戻る エニグマ (Enigma)



エニグマは第二次世界大戦でドイツ軍が使用した暗号システムです。

簡単な暗号機で極めて複雑な暗号を作ることができたので、 ドイツ軍の無線通信に使用され、大戦初期の快進撃に貢献しました。 ドイツ軍の潜水艦、 U ボートは、 連合国軍の船団に壊滅的ともいえる損害を与えていました。

ドイツ軍はエニグマに絶大の自信を持っていたため、 これが連合軍に解読されるとは夢にも思っていませんでしたが、 1930年代にはポーランドで解読に成功、 次いでイギリスでも、チューリング (Alan Turing) らによってエニグマが解読されました。

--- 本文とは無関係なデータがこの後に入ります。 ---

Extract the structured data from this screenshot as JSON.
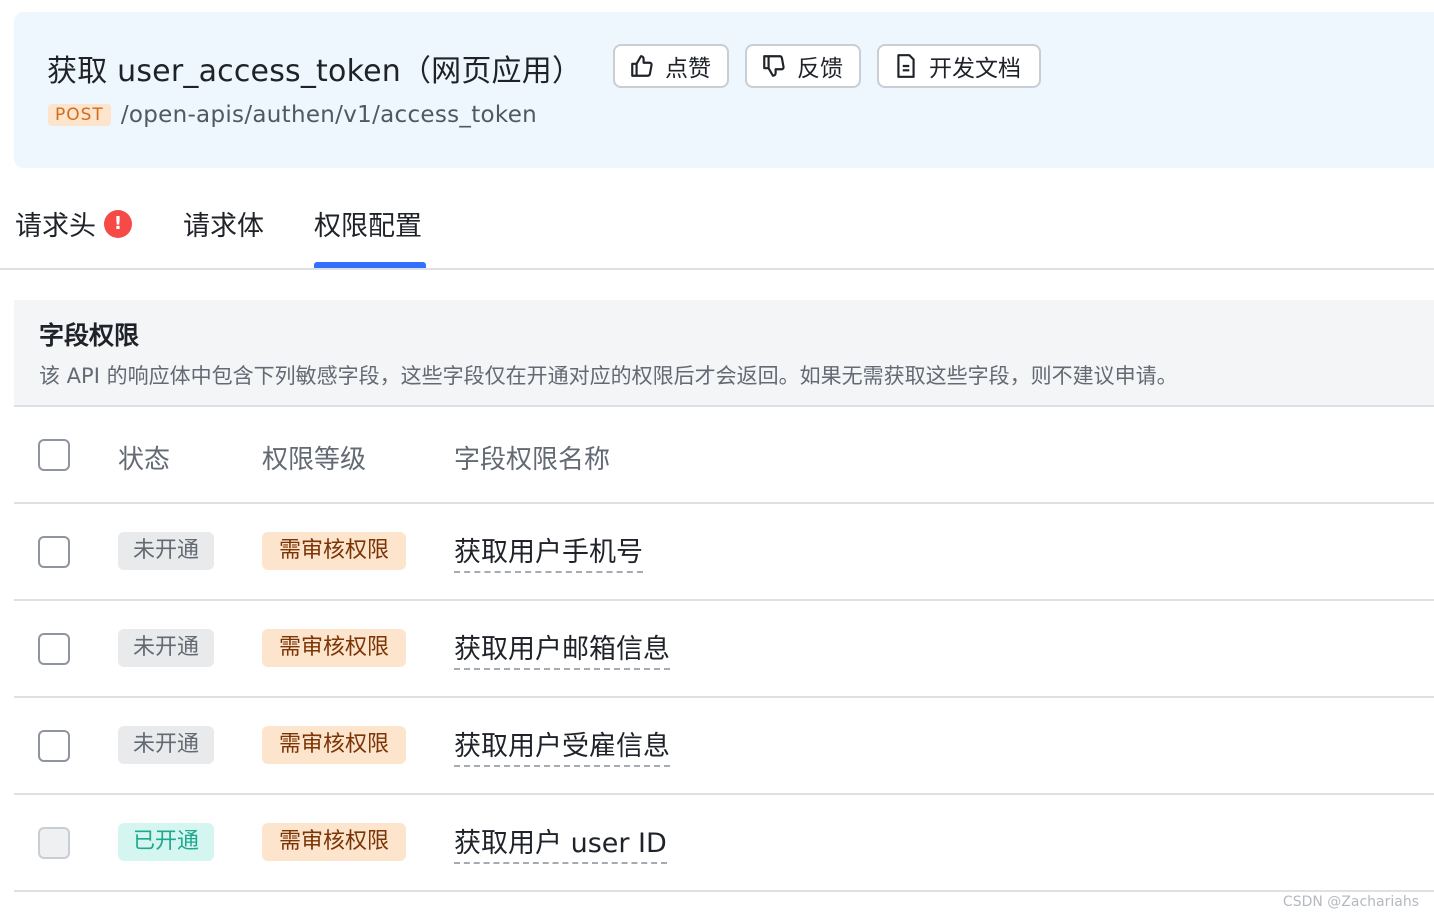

エニグマの解読によって戦局は一変し、 1944年6月のノルマンディ上陸作戦にも寄与しました。
歴史に "もし" は禁物とはいえ、 エニグマがもし解読されていなければ、 第二次世界大戦の終結はずっと遅れたか、 あるいは、 連合国の勝利さえ危うかった(?)かもしれません。



下図は、 ものすごく単純にした、 暗号機のイメージです。
(アルファベットは A から F までの 6 文字しかないものとします。)

スイッチとランプと、暗号機の心臓部、スクランブラーがあります。
スイッチをマウスでクリックすると、 暗号化された文字のランプが点灯します。
(同じ文字のランプが点灯する場合もあります。 ボタンをクリックすれば条件が変わります。)



キーを押して、光ったランプの文字を書き写す。
これなら戦場でも、 素早く、 正確に暗号文を作ることができます。
あとはスクランブラーの部分を複雑にして、 敵に解読されないようにすればいいのですが…。




Enigma Machine
エニグマ

右はエニグマ暗号機の外観です。

本体上面は奥から順に、 3つのローターとリフレクタからなる 「スクランブラー」、 暗号化された文字がランプで表示される 「ランプボード」、 文字を入力する 「キーボード」 の3つのユニットから成っています。
手前前面は 「プラグボード」 です。 ここにコネクタ付きケーブルをセットすれば、 任意の文字の配線を入れ替えることができるので、 暗号はますます複雑になります。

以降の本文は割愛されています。